For some time now the industry representatives have been vigorously discussing the intensifying role of the original equipment manufacturers (OEM) in the aircraft aftermarket. While some market players are expressing their discontent with the OEMs’ intensions to gain much more control over the MRO services as concerns parts and components, it has now become obvious that OEMs have managed to significantly improve their direct communication with aircraft operators, bypassing brokers and other third parties. However, many airlines do not maintain an integrated system of communication with their suppliers and while contacting OEMs directly they are depriving themselves of the solutions, offered by the open market.

As a result of the OEMs natural desire to occupy a larger share of the aftermarket, including MRO services and parts supply, nowadays more and more carriers choose to cooperate with various original manufacturers directly. However, acquiring a new original part is not always the best solution, particularly in the cases when a carrier needs only a temporal replacement of a component. Unfortunately, in case of an AOG or under any other circumstances requiring urgent action, carriers do not have the time to send numerous requests by e-mail or telephone dozens of suppliers. It may seem to be much more time effective to contact the necessary OEM directly, since it is always expected to have the required component.

nowadays more and more carriers choose to cooperate with various original manufacturers directly

‘However, such expectations might prove to be wrong, since some OEMs actually have very limited stock capacities. Moreover, one should always consider that OEMs have started penetrating the aftermarket only relatively recently. Many manufacturers haven’t yet fully developed their logistics thus making the deliveries more expensive and less timely,’ commented the CEO of Zilvinas Sadauskas.

Though many carriers sign supply agreements with OEMs while acquiring new aircraft, considering the aforementioned, they cannot feel fully at ease with regard to effective spare parts supply. If an OEM failed to provide the required part promptly, carriers would be forced to waste additional time while conducting the search on the aftermarket and analysing the received offers afterwards.

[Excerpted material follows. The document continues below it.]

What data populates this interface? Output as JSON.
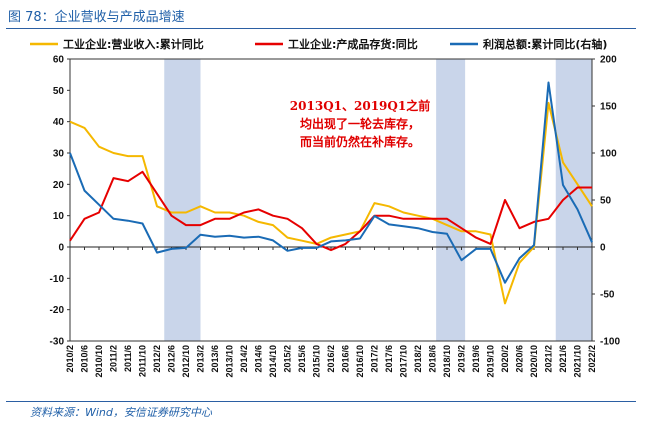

‘Moreover, while OEMs tend to be the prime component source for the newest aircraft types, the situation in the supply market is constantly developing. For instance, some third-party suppliers have already started scraping Boeing 737 NGs thus supplementing the aftermarket for the relatively new aircraft types. For that reason, in order to save time and ensure prompt solutions in AOG situations, carriers ought to integrate all their potential suppliers including OEMs, preferred vendors and open market offers into one system. Modern e-procurement solutions minimize the need for manual work by both organizing the requests and comparing the reply offers. Maintaining an integrated supply management system is sure to spare carriers not only time, but money as well,’ commented Zilvinas Sadauskas.